CBC pushes for Rosa Parks to be the first woman to have federal holiday

"She sparked the beginning of a movement that changed the very fabric of our nation,” said U.S. Rep. Terri Sewell, D-Ala.

Members of the Congressional Black Caucus (CBC) are continuing efforts to make Rosa Parks Day a federal holiday to commemorate her arrest on Dec. 1, 1955. 

U.S. Representative Joyce Beatty, D-Ohio., told theGrio, “While we are leading this, and it’s deeply personal to us, this is good for America.”

Rosa Parks thegrio.com
(Photo: State of Alabama)

“When you think about the modern civil rights movement and Rosa Parks, it changed the lives of Americans,” she added.

On Wednesday, CBC Chairman, Rep. Steven Horsford, D-Nev., and Reps. Beatty, Terri Sewell, D-Ala., André Carson, D-Ind., and others held a press conference at the U.S. Capitol to push for the passing of the Rosa Parks Day Act.

“This Friday, Dec. 1, will be the 68th anniversary of Rosa Parks’ arrest in Montgomery, Alabama, for simply refusing to give up her seat,” said Congresswoman Sewell, who called Parks an “American hero” who “stood up for the values that this nation holds dear.”

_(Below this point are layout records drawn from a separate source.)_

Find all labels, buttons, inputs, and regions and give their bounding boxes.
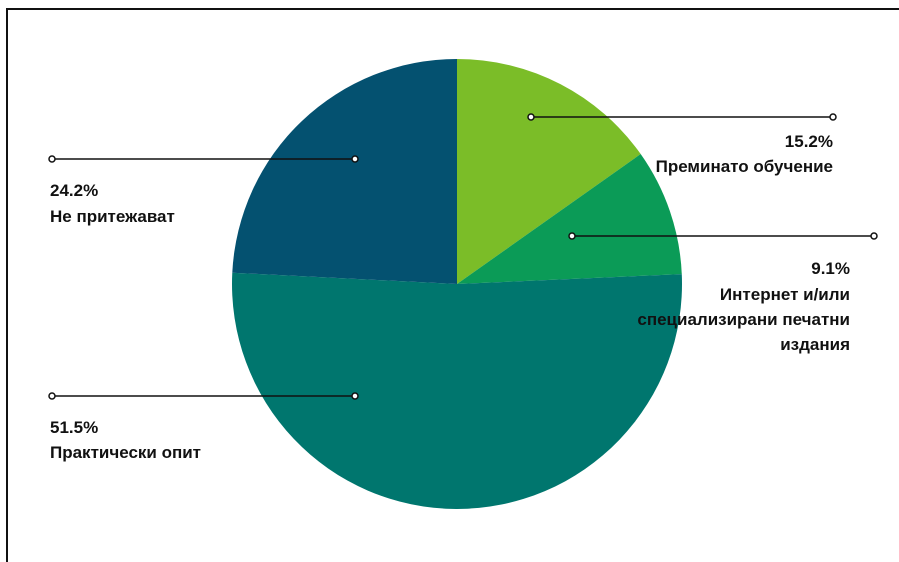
pie-slice	[231, 272, 682, 509]
frame-border-left	[6, 8, 8, 562]
pie-slice	[457, 59, 641, 284]
slice-value-label: 15.2%	[785, 132, 833, 151]
slice-category-label: Не притежават	[50, 207, 175, 226]
slice-value-label: 51.5%	[50, 418, 98, 437]
pie-slice	[232, 59, 457, 284]
slice-category-label-line: издания	[780, 335, 850, 354]
leader-end-marker	[527, 113, 535, 121]
pie-slices	[231, 59, 682, 509]
slice-category-label-line: Интернет и/или	[720, 285, 850, 304]
frame-border-top	[6, 8, 899, 10]
pie-slice	[457, 154, 682, 284]
slice-value-label: 9.1%	[811, 259, 850, 278]
leader-end-marker	[48, 155, 56, 163]
leader-end-marker	[870, 232, 878, 240]
leader-end-marker	[568, 232, 576, 240]
slice-category-label-line: специализирани печатни	[637, 310, 850, 329]
leader-end-marker	[48, 392, 56, 400]
slice-category-label: Практически опит	[50, 443, 201, 462]
leader-end-marker	[351, 392, 359, 400]
leader-end-marker	[829, 113, 837, 121]
leader-end-marker	[351, 155, 359, 163]
slice-category-label: Преминато обучение	[656, 157, 833, 176]
slice-value-label: 24.2%	[50, 181, 98, 200]
leader-lines	[48, 113, 878, 400]
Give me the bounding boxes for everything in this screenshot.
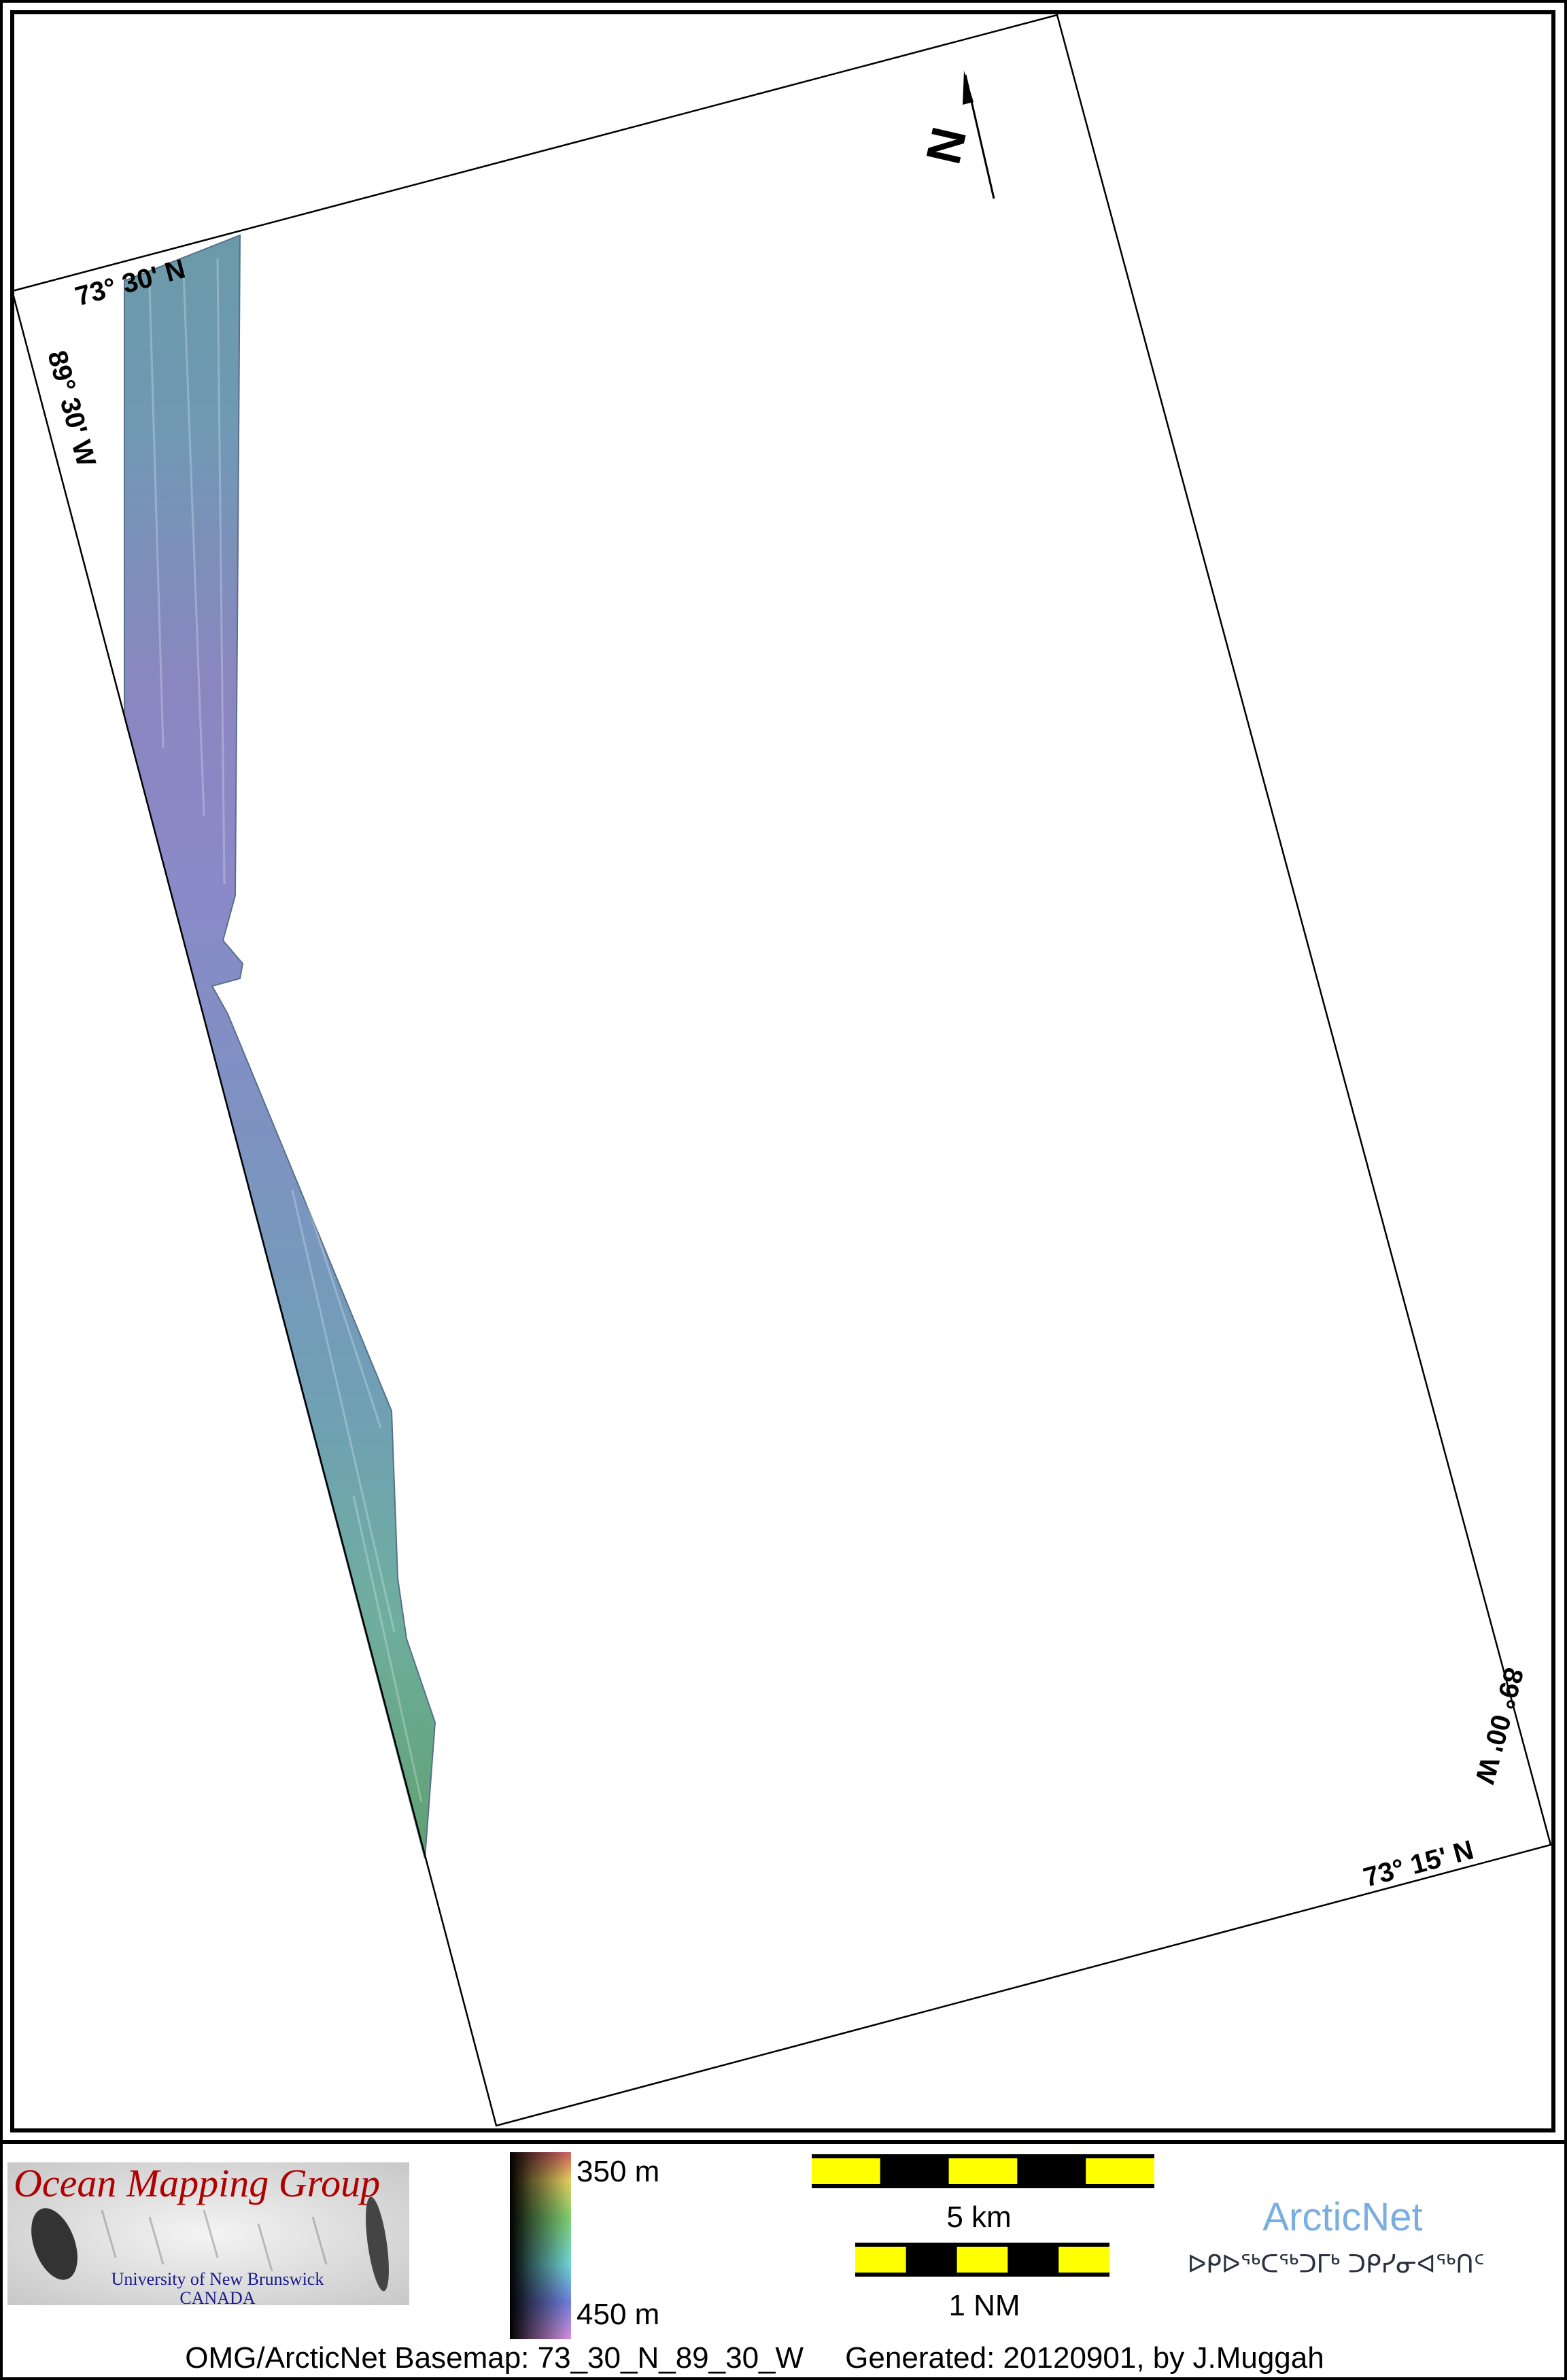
bathymetry-swath: [124, 234, 436, 1859]
scalebar-5km: [812, 2154, 1154, 2188]
scalebar-1nm-label: 1 NM: [948, 2289, 1020, 2322]
label-right-longitude: 89° 00' W: [1469, 1665, 1529, 1787]
north-arrow-icon: N: [916, 71, 995, 199]
scalebar-segment: [957, 2247, 1008, 2273]
swath-texture: [148, 258, 423, 1803]
basemap-footer: OMG/ArcticNet Basemap: 73_30_N_89_30_W G…: [185, 2341, 1324, 2375]
depth-colorbar: [510, 2152, 571, 2339]
omg-logo-title: Ocean Mapping Group: [14, 2161, 380, 2205]
arcticnet-logo: ArcticNet: [1262, 2195, 1422, 2239]
map-frame: [10, 10, 1555, 2132]
colorbar-bottom-label: 450 m: [576, 2298, 659, 2331]
omg-logo: Ocean Mapping Group University of New Br…: [7, 2161, 409, 2308]
scalebar-segment: [1008, 2247, 1059, 2273]
label-bottom-latitude: 73° 15' N: [1360, 1835, 1477, 1892]
map-boundary: [11, 14, 1552, 2127]
scalebar-segment: [855, 2247, 906, 2273]
arcticnet-syllabics: ᐅᑭᐅᖅᑕᖅᑐᒥᒃ ᑐᑭᓯᓂᐊᖅᑎᑦ: [1188, 2251, 1485, 2279]
scalebar-segment: [1058, 2247, 1109, 2273]
colorbar-top-label: 350 m: [576, 2155, 659, 2188]
scalebar-segment: [948, 2158, 1018, 2184]
scalebar-segment: [1017, 2158, 1086, 2184]
label-left-longitude: 89° 30' W: [41, 347, 101, 470]
omg-logo-country: CANADA: [179, 2288, 255, 2308]
omg-logo-university: University of New Brunswick: [111, 2269, 324, 2289]
scalebar-segment: [812, 2158, 880, 2184]
scalebar-1nm: [855, 2243, 1109, 2277]
scalebar-segment: [906, 2247, 957, 2273]
scalebar-5km-label: 5 km: [946, 2200, 1011, 2234]
svg-text:N: N: [916, 122, 978, 169]
scalebar-segment: [1086, 2158, 1154, 2184]
scalebar-segment: [880, 2158, 949, 2184]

“She took a stand against a city steeped in segregation, and in doing so, she sparked the beginning of a movement that changed the very fabric of our nation,” she added.  

What Parks endured in 1955 was not unusual in the South. There were others who were jailed prior to Parks’ arrest, for refusing to give up their seats to white passengers, including 15-year-old Claudette Colvin.

On March 2, 1955, Colvin was detained for her refusal to relinquish her seat to a white commuter while riding on a bus in Montgomery, Alabama. 

A decade earlier, civil rights activist Bayard Rustin was forcibly removed from a bus in Tennessee for his refusal to sit at the back of the bus. 

Unlike in the other cases, Parks’ arrest garnered attention because of her connection to community activists and her position as a secretary for the local chapter of the National Association for the Advancement of Colored People (NAACP). 

Horsford, a co-sponsor of the Rosa Parks Day bill, told reporters that the civil rights activist’s arrest was “monumental for our nation and for the fight for civil rights for Black Americans and really for all of America.”

“As a community, we have seen efforts to rewrite history [and] Black history as some work to paint the horrors of slavery as some sort of work training program and to say Black benefited from slavery,” said Hosford, referring to a middle school curriculum in Florida.

U.S. Rep. Joyce Beatty, theGrio.com
Ohio Congresswoman Joyce Beatty

“Let me be loud and clear: Black people did not benefit from slavery,” said the congressman, adding, “That is why it is important for us to reclaim our history, to promote our history because we understand that Black history is in fact U.S. history.”

Beatty, Sewell, and former Rep. Jim Cooper, D-Tenn., first introduced National Rosa Parks Day in September 2021. In January, Sewell, Beatty, and Horsford reintroduced the legislation, giving the statute a new name, the Rosa Parks Day Act.

If the legislation is enacted into law, it would mark a historical moment in U.S. history, as the very first federal holiday to recognize a woman. 

Beatty told theGrio, “I think what we’re doing today sends a strong message, and I think this makes us stand in unity with our other colleagues.”

“If you go back and look at that day [Parks’] body lay in [the U.S. Capitol Rotunda], it wasn’t just Black people who stood in line for hours, there were many of our majority colleagues who came,” she added.

Sewell told theGrio she believes her colleagues across the political aisle will ultimately back the Rosa Parks Day Act.  

“I look forward to my Republican colleagues joining us in this effort,” she said.

“I think that it’s a great way to show bipartisan support for American history to get the first federal holiday for a woman [and] for it to be a Black woman,” Sewell added. “I think it would send a powerful message to this nation.”